Jika dan hanya jika data OJK benar dan inipun disertai asumsi bahwa semua korban pinjol melapor ke OJK, selama kurun waktu 2019-2021 tercatat 19.711 korban pinjol yang mengadu: 9.270 kasus termasuk ke dalam pengaduan berat, sementara sisanya 10.441 termasuk pelanggaran ringan atau sedang. Apa tindakan OJK? OJK malah makin sibuk membuat klasifikasi pinjol legal dan pinjol illegal.

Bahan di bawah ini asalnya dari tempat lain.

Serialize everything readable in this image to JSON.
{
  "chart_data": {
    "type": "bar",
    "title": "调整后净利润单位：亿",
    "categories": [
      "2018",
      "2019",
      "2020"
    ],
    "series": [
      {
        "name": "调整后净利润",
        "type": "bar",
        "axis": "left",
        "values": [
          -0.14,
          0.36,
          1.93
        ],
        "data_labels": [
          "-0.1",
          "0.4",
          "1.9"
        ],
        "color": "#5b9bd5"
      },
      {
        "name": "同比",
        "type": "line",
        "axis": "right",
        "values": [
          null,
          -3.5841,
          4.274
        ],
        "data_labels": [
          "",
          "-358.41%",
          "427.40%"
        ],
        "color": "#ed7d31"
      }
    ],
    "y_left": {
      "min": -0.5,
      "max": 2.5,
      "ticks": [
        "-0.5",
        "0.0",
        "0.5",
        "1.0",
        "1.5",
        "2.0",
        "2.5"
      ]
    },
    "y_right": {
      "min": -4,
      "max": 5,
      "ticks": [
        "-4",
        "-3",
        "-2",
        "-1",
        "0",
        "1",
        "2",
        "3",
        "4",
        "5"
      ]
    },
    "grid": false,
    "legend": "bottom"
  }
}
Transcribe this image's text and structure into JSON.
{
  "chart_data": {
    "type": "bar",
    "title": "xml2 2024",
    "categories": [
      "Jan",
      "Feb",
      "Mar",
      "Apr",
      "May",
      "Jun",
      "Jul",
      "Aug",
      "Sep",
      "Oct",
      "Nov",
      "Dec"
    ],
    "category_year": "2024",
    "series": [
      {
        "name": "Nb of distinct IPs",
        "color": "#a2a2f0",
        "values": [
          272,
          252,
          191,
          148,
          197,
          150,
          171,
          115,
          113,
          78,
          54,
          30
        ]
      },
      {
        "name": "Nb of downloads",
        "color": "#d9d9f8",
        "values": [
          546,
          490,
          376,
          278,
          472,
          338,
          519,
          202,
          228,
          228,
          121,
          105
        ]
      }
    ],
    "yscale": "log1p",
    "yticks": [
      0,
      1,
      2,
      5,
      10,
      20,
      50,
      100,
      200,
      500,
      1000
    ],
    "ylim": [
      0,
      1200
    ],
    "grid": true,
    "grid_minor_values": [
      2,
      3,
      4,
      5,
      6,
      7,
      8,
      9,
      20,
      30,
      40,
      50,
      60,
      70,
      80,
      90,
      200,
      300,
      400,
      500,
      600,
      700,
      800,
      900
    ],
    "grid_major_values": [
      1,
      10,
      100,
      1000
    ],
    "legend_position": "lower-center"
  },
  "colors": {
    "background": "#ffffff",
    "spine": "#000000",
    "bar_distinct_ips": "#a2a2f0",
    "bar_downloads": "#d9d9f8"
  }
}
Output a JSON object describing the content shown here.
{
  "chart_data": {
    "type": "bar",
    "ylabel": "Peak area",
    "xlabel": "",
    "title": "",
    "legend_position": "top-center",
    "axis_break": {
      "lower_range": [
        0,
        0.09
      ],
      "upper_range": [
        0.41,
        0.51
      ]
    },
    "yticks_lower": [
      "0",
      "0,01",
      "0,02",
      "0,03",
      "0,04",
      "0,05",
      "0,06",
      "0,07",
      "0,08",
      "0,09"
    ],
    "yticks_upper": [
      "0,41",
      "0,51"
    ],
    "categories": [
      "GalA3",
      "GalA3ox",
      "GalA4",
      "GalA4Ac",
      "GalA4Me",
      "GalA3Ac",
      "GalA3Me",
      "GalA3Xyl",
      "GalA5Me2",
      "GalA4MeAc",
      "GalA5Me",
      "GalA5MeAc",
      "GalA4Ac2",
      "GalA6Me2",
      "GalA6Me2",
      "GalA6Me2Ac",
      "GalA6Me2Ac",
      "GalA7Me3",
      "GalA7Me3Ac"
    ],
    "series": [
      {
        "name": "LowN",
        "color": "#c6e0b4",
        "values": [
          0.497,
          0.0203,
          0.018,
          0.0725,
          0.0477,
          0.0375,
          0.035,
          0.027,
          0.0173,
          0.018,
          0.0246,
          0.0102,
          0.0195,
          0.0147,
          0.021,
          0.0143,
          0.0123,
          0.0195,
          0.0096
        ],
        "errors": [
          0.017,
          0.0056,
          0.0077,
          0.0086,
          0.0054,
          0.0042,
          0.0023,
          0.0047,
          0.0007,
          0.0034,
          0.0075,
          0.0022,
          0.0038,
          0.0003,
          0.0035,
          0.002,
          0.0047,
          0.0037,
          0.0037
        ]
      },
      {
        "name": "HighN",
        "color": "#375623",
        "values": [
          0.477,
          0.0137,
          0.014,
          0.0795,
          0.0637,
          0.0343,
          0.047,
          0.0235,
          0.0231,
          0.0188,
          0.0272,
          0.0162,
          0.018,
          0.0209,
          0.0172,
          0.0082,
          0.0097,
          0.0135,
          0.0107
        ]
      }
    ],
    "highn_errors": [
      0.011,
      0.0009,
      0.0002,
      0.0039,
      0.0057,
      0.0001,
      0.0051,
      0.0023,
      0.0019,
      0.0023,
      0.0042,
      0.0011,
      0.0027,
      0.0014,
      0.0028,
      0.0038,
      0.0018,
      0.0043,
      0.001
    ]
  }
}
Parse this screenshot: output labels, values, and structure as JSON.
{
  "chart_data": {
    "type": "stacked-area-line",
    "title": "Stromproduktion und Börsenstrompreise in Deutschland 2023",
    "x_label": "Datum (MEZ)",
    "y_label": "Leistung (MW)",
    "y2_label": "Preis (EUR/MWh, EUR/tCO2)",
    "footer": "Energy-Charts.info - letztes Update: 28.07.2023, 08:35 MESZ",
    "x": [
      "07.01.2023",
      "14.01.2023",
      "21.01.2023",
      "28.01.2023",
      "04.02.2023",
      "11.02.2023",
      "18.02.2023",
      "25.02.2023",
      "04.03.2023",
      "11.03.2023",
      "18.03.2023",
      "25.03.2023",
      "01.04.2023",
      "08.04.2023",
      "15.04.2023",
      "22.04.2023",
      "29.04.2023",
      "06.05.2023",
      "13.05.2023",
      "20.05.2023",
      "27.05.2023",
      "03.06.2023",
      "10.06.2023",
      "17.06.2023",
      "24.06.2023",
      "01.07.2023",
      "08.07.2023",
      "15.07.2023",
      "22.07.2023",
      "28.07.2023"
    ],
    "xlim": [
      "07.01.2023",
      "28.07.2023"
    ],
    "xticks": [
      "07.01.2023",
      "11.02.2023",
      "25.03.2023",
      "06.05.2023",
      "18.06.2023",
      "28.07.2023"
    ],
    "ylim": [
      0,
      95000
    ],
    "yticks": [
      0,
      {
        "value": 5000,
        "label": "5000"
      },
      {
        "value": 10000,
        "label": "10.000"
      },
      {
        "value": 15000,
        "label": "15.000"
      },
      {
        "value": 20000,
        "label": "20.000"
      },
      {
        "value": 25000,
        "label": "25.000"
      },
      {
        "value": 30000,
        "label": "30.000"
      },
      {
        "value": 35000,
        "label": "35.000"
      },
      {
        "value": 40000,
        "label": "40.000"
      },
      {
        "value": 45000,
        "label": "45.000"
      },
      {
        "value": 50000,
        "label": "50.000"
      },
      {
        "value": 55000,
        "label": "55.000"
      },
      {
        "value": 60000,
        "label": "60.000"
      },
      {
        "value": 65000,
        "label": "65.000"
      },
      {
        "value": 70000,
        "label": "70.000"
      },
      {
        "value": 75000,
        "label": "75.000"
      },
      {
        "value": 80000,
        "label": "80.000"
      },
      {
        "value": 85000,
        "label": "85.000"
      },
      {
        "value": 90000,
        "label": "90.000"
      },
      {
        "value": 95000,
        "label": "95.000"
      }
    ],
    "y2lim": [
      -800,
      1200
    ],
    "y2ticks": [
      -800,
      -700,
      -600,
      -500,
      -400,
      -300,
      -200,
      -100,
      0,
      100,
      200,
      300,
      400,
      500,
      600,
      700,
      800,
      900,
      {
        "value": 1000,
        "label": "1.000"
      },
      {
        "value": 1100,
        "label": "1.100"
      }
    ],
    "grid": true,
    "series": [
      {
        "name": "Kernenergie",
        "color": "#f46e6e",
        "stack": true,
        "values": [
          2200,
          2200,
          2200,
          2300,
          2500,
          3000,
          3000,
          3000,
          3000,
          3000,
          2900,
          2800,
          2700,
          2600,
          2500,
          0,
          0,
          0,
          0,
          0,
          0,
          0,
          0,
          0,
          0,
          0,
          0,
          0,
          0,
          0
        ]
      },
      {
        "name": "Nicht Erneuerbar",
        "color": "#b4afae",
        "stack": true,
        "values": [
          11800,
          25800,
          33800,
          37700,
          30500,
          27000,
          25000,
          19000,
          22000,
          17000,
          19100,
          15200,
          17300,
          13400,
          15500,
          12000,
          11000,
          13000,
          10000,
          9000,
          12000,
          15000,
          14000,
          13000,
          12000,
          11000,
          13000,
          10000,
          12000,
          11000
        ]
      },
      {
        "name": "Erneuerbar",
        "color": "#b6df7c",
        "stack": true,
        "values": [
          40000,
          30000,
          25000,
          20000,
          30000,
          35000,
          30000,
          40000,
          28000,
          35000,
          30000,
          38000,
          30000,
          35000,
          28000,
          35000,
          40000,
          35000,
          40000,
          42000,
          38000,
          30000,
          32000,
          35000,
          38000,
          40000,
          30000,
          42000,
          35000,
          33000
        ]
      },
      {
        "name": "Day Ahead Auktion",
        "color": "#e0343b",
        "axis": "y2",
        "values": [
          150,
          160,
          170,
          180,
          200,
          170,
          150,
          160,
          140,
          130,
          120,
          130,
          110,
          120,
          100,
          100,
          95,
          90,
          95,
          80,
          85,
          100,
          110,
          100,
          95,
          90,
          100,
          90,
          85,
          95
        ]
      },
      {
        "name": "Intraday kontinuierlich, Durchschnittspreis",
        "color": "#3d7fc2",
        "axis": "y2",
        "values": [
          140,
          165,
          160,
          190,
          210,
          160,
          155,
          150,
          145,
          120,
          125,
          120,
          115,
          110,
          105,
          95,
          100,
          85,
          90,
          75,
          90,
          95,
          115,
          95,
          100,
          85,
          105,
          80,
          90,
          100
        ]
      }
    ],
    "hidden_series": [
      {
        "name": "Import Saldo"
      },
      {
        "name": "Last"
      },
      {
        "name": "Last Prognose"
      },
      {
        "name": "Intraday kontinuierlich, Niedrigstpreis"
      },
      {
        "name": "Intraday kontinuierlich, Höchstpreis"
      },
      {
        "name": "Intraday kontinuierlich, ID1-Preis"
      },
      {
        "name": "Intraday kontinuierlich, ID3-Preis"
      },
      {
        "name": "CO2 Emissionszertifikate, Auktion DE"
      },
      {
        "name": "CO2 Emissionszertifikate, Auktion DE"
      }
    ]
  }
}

Mengapa pinjol liar? Bukan lagi sekedar hipotesa, saya yakin, bahwa keliaran pinjol merupakan perpaduan dua hal sekaligus. Dari sisi permintaan: financial illiteracy! Financial illiteracy ini pada saat yang sama dihadapkan dengan target OJK bahwa pada tahun 2024 tercapai financial inclusion sebesar 90%.  OJK membabi buta mengajak seluruh pelaku industri jasa keuangan (termasuk pinjol tentunya!) untuk bersama-sama berusaha mencapainya.  Sedangkan financial inclusion adalah ketersediaan dan kesetaraan peluang untuk mengakses layanan keuangan. Hal ini karena OJK mendefinisikan financial inclusion sebagai proses dimana individu dan bisnis dapat mengakses produk dan layanan keuangan yang tepat, terjangkau, dan tepat waktu.

OJK Kemana?

Hubungan antara pinjol dengan debiturnya adalah hubungan keperdataan yang menuntut kesetaraan posisi kedua belah pihak. Konsumen yang desperates butuh uang tapi tidak punya kolateral dan tanpa literasi keuangan yang memadai akan berhadapan dengan pinjol yang atas nama financial inclusion nampaknya memberikan kemudahan dan jalan keluar bagi debitur dengan menjaminkan reputasi dan harga diri.

Pertanyaan “OJK Kemana?” menjadi gema yang bertalu-talu, percis seperti yang ditanyakan oleh para pemegang polis asuransi Jiwasraya, Bumi Putera, Kresna Life. OJK nampak sibuk mendefinisikan dan mengklasifikasikan mana pinjol legal dan pinjol illegal, sementara OJK gagal mendefinisikan mana licensing dan mana pula registering.

Pengawas Sektor Keuangan kemudian membuat pembedaan berdasarkan terdaftar atau tidaknya pinjol di OJK antara pinjol legal dan pinjol illegal. Nampaknya OJK gagap dan kebingungan, pinjol atau fintech masuk ke domain pengawasan yang mana: perbankan; asuransi; pasar modal atau lembaga pembiayaan? Ya, OJK telah gagal total melaksanakan Pasal 4 UU No 21 Tahun 2011 tentang OJK. Bahwa OJK dibentuk dengan tujuan agar keseluruhan kegiatan di dalam sektor jasa keuangan: a. terselenggara secara teratur, adil, transparan, dan akuntabel; b. mampu mewujudkan sistem keuangan yang tumbuh secara berkelanjutan dan stabil; dan c. mampu melindungi kepentingan Konsumen dan masyarakat. Malah sebaliknya memangsakan konsumen kepada pinjol.

Eniwei, terimakasih kepada OJK yang melalui POJK No 77/POJK.01/2016, telah menambah entri baru dalam KBBI: pinjol, pinjaman online; pinjaman daring!